Hasbro Cinematic Universe Writers Room Enlists Marvel Studios Writers and More!

Development continues on the Hasbro Cinematic Universe at Paramount Pictures and the studio has officially announced the franchise’s writers room has taken shape with a number of notable writers.

Akiva Goldsman, who previously headed up the Transformers franchise writers room, will oversee the room which includes: Michael Chabon, Pulitzer Prize winner for The Amazing Adventures of Kavalier & Clay and screenwriter for Spider-Man 2 and John Carter; Brian K. Vaughan, Eisner award winning writer of comics Y: The Last Man and Saga; Nicole Perlman, co-writer of Guardians of the Galaxy and Captain Marvel; Cheo Coker, showrunner of Marvel’s Luke Cage; John Francis Daley and Jonathan Goldstein, directors of Vacation and writers of Spider-Man: Homecoming; Joe Robert Cole, Black Panther and American Crime Story: The People vs. OJ Simpson writer; Jeff Pinker, writer of The Amazing Spider-Man 2 and The Dark Tower; Lindsey Beer, a member of the Transformers writing room and screenwriter of Kingkiller Chronicle; Nicole Riegel, writer of Blacklist script Dogfight; and Geneva Robertson, one of the writers of the Tomb Raider reboot. Hasbro will also deploy in the room an unprecedented team of its top artists and designers to assist Goldsman and the writers to visualize this all-new cinematic universe.  

“Paramount and Hasbro have partnered on many successful films in the past, including the ‘Transformers’ and ‘G.I. Joe,’ franchises,” said Brad Grey, Chairman and CEO of Paramount Pictures. “Bringing together a writers room of this caliber is a bold step for our partnership, and one that we believe is critical for building these brands into new, successful franchises for the future.”

“Together with Paramount, we have assembled a team of incredibly talented creative minds and storytellers to continue to help tell the rich history and narrative behind this interconnected cinematic universe, and we are thrilled to be working with Akiva Goldsman again to guide this process,” said Brian Goldner. “We are also excited to partner with Paramount to produce the films, as we’ve had a strong and collaborative partnership since our first Transformers movie in 2007.”
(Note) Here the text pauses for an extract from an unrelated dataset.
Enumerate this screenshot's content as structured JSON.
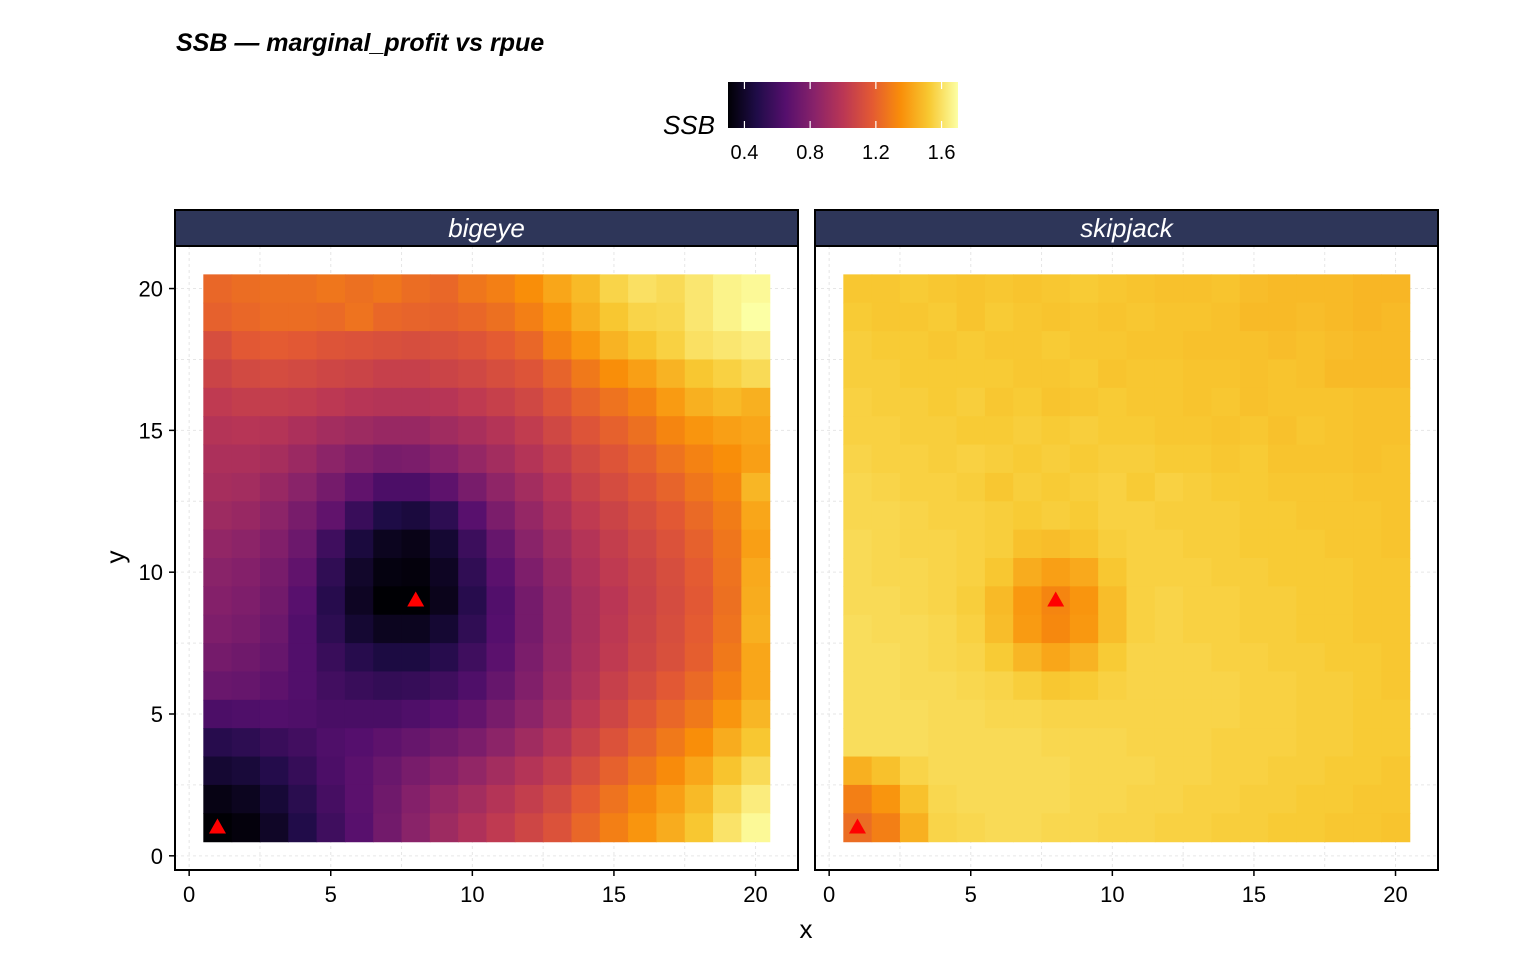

The franchises set to be the groundwork for the Hasbro Cinematic Universe are G.I. Joe, Micronauts, Visionaries, M.A.S.K. and ROM: SpaceKnight. Paramount and Allspark Pictures (Hasbro’s film label) will produce all of the films with the writer’s room set to convene for the first time on Monday.

While audiences are already familiar with “G.I. Joe” after the two moderately successful films, G.I. Joe: Rise of Cobra in 2009 followed by G.I. Joe: Retaliation in 2013, you might need a refresher on the others if you were born after 1990. “ROM” started as a robotic toy kit from Parker Brothers (now a Hasbro subsidiary) and achieved a cult popularity thanks to a Marvel comic book series about a human who volunteers to transform himself into a robotic spaceknight to defend the planet Galador from invading Dire Wraiths. “M.A.S.K.” (Mobile Armored Strike Kommand) was a Kenner product that spawned a one-season Saturday morning cartoon series about a special advanced task force that fights a criminal organization called V.E.N.O.M. (Vicious Evil Network of Mayhem). Another one-and-done animated series was based around “Visionaries: Knights of the Magical Light,” which also became an unsuccessful line of Hasbro action figures that had holograms on their chests and staffs to represent their supernatural magic abilities. The “Micronauts” toys were originally launched in Japan as “Microman” but were re-imagined for America by Mego toys and in a Marvel Comics series as subatomic-sized warriors.

There is no word on whether the long-term plan is to integrate this universe with the Transformers universe, of which three more films are already planned, or if there is potential to reboot failed cinematic Hasbro properties like Battleship or Jem and the Holograms, though if these initial characters translate well, the sky’s the limit.